Technology has formed a perfect blend with the Tokyo Olympics and has clearly indicated what it can do when there is a good intention to serve the society without compromising with sustainable development and mitigating climate change. 

Blockchain mining with a carbon-free footprint

Is it a hoax? Is it a pressing issue? Certainly, yes. Who should know? We should. This blog will incorporate a deeper look into this topic. Carbon footprint is the entire quantity of greenhouse gas emissions produced by a product or service during its manufacture, use, and disposal. It comprises carbon dioxide, the most prevalent gas released by humans, as well as other gases such as methane, nitrous oxide, and fluorinated gases, all of which trap heat in the atmosphere and contribute to global warming. Transportation, housing, and food account for the majority of an individual’s carbon footprint.

Some people do require this cosmic energy, which is expensive due to the cutthroat premise of proof-of-work blockchains. Cryptographic money exchanges are documented by a conveyed group of excavators, who are aided by block rewards rather than being saved in a central data store. These specialized computers are competing in a computational challenge to create new squares by solving cryptographic puzzles.

Cryptographic money proponents agree that this framework has a number of advantages over other monetary systems since it does not rely on a trusted intermediary or weak link. Regardless, the mining puzzles necessitate multiple energy-intensive calculations.

Because of the calculations required for mining, digital currencies consume a lot of energy. According to the most recent estimates, the network consumes as much energy in a year as in Argentina. China, which generates the majority of its energy from coal, is home to 65 percent of crypto diggers.

Supporters have downplayed the energy consumption of cryptocurrencies, claiming that mining operations tend to concentrate around areas with surplus renewable energy like solar energy.

Sun-based energy, which is a common fuel source, could only supply 40% of framework electricity before utilities were forced to cover key concerns with higher power bills. Regardless of whether mining is included in a close planetary system, energy suppliers – whether utilities or autonomous elements – can influence the exchange between power and mining expenses. 

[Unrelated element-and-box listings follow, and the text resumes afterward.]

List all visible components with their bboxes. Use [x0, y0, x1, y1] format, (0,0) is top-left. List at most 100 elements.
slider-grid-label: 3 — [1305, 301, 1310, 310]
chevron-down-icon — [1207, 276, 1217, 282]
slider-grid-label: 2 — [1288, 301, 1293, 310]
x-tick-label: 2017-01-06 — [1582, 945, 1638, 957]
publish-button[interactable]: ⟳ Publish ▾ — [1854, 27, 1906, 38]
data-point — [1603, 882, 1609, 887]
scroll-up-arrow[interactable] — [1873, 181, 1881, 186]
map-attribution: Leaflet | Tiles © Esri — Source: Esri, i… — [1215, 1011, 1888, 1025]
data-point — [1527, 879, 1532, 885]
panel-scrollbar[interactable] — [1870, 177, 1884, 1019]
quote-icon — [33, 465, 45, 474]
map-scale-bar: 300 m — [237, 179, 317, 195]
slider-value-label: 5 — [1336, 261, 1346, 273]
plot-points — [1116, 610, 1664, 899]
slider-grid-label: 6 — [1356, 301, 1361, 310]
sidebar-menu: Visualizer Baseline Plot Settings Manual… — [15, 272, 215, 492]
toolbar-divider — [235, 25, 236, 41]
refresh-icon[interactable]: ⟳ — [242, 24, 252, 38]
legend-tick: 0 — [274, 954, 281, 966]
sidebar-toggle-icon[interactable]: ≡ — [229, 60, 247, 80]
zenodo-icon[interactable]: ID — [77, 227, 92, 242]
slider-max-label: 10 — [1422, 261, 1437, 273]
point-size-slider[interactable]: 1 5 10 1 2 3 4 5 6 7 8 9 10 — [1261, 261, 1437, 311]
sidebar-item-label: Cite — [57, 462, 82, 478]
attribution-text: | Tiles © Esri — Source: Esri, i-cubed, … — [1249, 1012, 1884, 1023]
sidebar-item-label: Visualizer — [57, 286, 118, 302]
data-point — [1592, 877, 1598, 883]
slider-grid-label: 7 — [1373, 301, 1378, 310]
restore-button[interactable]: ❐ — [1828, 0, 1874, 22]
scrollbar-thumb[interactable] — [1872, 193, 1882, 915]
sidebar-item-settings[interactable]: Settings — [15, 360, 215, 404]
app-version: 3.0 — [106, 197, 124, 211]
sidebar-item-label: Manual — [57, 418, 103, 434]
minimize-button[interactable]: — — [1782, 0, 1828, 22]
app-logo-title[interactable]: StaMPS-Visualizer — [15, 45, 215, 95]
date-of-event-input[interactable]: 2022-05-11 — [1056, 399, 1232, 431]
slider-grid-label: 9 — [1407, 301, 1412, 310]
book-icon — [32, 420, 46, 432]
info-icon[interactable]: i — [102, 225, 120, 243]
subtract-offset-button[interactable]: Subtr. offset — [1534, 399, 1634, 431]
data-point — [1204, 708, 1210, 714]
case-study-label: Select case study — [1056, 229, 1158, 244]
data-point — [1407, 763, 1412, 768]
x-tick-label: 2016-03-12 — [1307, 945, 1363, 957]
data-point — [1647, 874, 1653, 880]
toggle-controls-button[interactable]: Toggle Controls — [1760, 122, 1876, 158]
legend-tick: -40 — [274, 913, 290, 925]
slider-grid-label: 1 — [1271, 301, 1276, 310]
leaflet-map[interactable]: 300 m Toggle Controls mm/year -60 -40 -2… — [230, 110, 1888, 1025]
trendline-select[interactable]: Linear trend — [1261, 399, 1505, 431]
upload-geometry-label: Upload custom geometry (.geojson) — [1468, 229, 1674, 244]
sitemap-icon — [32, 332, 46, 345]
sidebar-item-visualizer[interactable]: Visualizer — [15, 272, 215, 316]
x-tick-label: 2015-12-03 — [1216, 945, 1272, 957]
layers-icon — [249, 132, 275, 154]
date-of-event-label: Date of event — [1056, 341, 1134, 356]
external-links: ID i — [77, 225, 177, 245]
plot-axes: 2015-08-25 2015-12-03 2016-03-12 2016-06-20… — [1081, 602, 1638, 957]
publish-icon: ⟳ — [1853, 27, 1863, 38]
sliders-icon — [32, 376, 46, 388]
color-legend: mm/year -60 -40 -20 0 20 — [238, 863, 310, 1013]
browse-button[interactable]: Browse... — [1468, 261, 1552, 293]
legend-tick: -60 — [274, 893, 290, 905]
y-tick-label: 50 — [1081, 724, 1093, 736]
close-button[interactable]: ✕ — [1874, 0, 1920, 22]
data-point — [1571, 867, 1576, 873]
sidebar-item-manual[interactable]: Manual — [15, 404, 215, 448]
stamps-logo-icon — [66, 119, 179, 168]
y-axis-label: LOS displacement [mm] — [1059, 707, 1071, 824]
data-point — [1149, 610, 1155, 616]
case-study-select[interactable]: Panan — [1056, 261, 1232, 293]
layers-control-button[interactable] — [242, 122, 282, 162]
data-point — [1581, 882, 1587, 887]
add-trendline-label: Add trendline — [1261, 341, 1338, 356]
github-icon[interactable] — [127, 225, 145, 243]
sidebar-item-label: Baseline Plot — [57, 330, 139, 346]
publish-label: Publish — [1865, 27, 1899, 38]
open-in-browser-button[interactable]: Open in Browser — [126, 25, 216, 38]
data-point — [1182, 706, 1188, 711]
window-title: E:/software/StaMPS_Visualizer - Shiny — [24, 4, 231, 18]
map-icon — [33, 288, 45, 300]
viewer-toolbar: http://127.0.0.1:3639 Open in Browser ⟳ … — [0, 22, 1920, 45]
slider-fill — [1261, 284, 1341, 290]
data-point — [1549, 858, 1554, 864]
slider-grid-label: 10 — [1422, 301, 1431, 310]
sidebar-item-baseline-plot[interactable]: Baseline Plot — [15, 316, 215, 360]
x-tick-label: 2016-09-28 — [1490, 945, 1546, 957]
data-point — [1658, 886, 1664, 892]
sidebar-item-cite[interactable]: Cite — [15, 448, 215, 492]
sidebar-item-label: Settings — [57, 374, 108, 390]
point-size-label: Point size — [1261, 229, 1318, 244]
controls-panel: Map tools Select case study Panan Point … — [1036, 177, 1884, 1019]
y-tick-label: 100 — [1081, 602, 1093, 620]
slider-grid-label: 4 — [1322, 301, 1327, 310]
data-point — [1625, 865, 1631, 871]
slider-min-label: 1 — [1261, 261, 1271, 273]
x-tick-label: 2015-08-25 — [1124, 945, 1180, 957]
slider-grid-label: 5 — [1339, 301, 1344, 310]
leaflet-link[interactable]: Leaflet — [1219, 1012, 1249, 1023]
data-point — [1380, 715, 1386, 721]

Solar is now the world’s cheapest energy source; however, it is experiencing deployment obstacles due to its intermittent power supply and system congestion. It’s a flexible load alternative that might help solve a lot of the grid’s intermittency and congestion issues by allowing networks to deploy a lot more renewable energy.

The more solar deployment will likely lower these generation technologies’ cost curves even further, bringing them closer to zero marginal cost energy production and zero carbon footprint.

The Levelized Cost of Energy (LCOE) for solar power has decreased by 71 percent over the previous decade, making sustainable power the most cost-effective and environmentally benign option. The current unsubsidized costs of solar power are 3-4 cents per kWh.

As a result, sun-oriented energy is currently less valuable than coal and gaseous gasoline. Sunlight-based crypto mining has reached cost parity with both geothermal and hydroelectric power, which are both relatively inexpensive at roughly 3-5 cents per kWh. Market experts have argued that success necessitates development but that this comes at the cost of environmental degradation, which is regrettable but inescapable. Our current situation is frequently viewed as an extra cost or a corporate externality. The production of air pollution as a result of ingesting petroleum derivatives is a negative externality.

Carbon sequestration by trees, on the other hand, is a positive externality. In our current financial situation, these externalities are not fully expressed. Anyway, there has been solid protection from this commodification and value labelling of nature. These arrangements are top-down and planned in an approach to restricting harm. They are built to contrarily build up individuals to do less awful.